Ten Years have passed beyond us,
In touch we have remained.
You have heard of my success,
The fortune I have made.

And now I request of you,
To come and take a stay.
The abode that surrounds me,
Has its size match my pay.
It wishes for a tenant,
To make the house complete.
I have chosen you, my friend,
To come and fill that seat.

There is little time to spare,
A week until the day.
Arrive here on the fourth,
If here you wish to stay.
Others will be here too,
Companions from school of course.
I hope that you make it here,
Or we will be remorse.

The anticipation kills,
Our reunion is in sight.
Attached, a plane ticket,
I trust you will leave tonight.
 
I like poetry it's actually my favorite form of writing.

My favorite poet is Edgar Allen Poe, he wrote the Poem 'The Raven' of which is my favorite poem.
I am studying it now but am real interested in it
 
I made this poem for my new fanfic:

We are Galactic, we rule all!,
We are Galactic, we are the best of the best,
We strive to to make imperfection fall,
We will strive to complete this test,
We are Galactic, and none stand in our way,
We are Galactic, keeping those who oppose us at bay!

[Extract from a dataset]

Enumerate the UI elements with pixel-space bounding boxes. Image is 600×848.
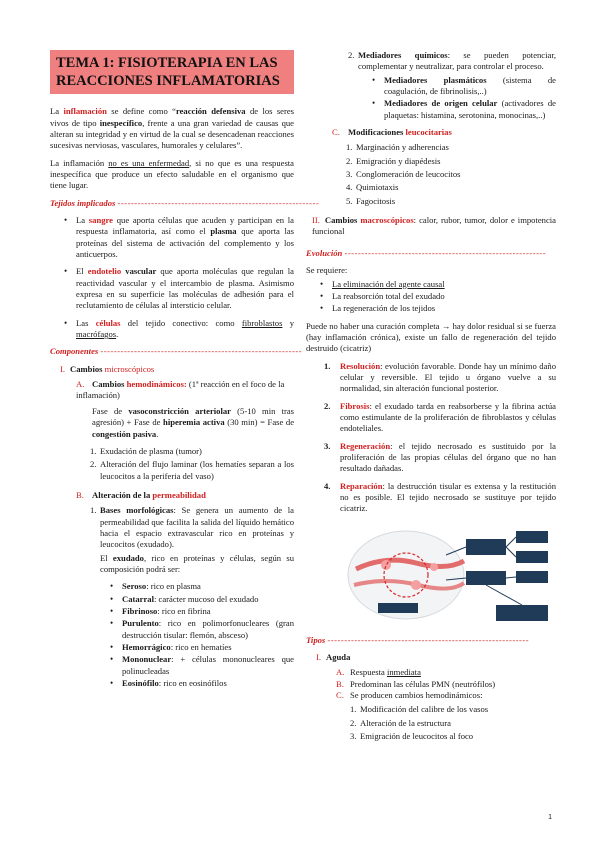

All copyrights go to PokeChamp LLC.
 
Oh how Love glows within,
That gloomy heart.
The sparks of love thrown me in,
To where I will fall apart.

Your smiles was the arch of the moon,
Your tears was the rain for the blues.
You take my breath away,
Wish I could forever to stare.

Though your world came crushing down,
No one were to sit by you,
I promise, None shall make you wound,
And neither can let you feel the blue.

You, a fire that burns inside me,
Consuming,
I, the candle that was lit,
Fading.

Though the time will still end,
My love for you will never rest.
Though I and you might never met,
My time spent with you will not go waste.

-Ryuu7 to *****
 
In my primary school in primary 3 (when your age 5/6) it was tradition that we got up on stage and recited this:

One fine day in the middle of the night,
two dead men got up to fight.
Back to back they faced each other,
drew their swords and shot each other.

I think it was the fact that the poem makes absoluetly no sense that made us so fond of it lol.
 
If you search the internet, that poem is much longer than what you've memorized...tenfold maybe. DawnOfXatu, your literary style is quite intriguing, to say the least. I'm glad that PokéBeach Forums finally has its share of poets, and I'm glad to be back. :D Indeed, your poem could never have been written any better. The tone of how that longing to meet an old pal from the past soothes me all throughout the poem. This poem is more than enough to take the place of an actual reunion invitation, and if I were given the permission, I would use this for one of my reunions without hesitation. :) Well, that's that. Time for my poem;

Waking Dream
By Damien Miller

Though the world seems dull and grey
The trees shall always bow and pray
The rivers flow, the clouds still cry
The wind shall blow, the birds will fly

When dusk is old I lie at rest
The dawn is young, my slumber blest
When stars are borne unto the night
The drear of darkness bends to light

Within my sleep, I talked alone
Into ebony, my soul was thrown
Beyond the skies I blankly stared
My tears were shed, but no one cared

No heart can know what I can feel
A sea of dreams my thoughts conceal
No words can say what lies within
My life anew, I now begin

Dreams are all but things of mind
Now dreams of life I seek and find
No eyes can see the bliss on earth
For only I, have seen its worth


*Waking Dream, a poem that I wrote on 3/10/09/ as a birthday gift for my number one fan (who is a girl) who shares her deepest thoughts with me.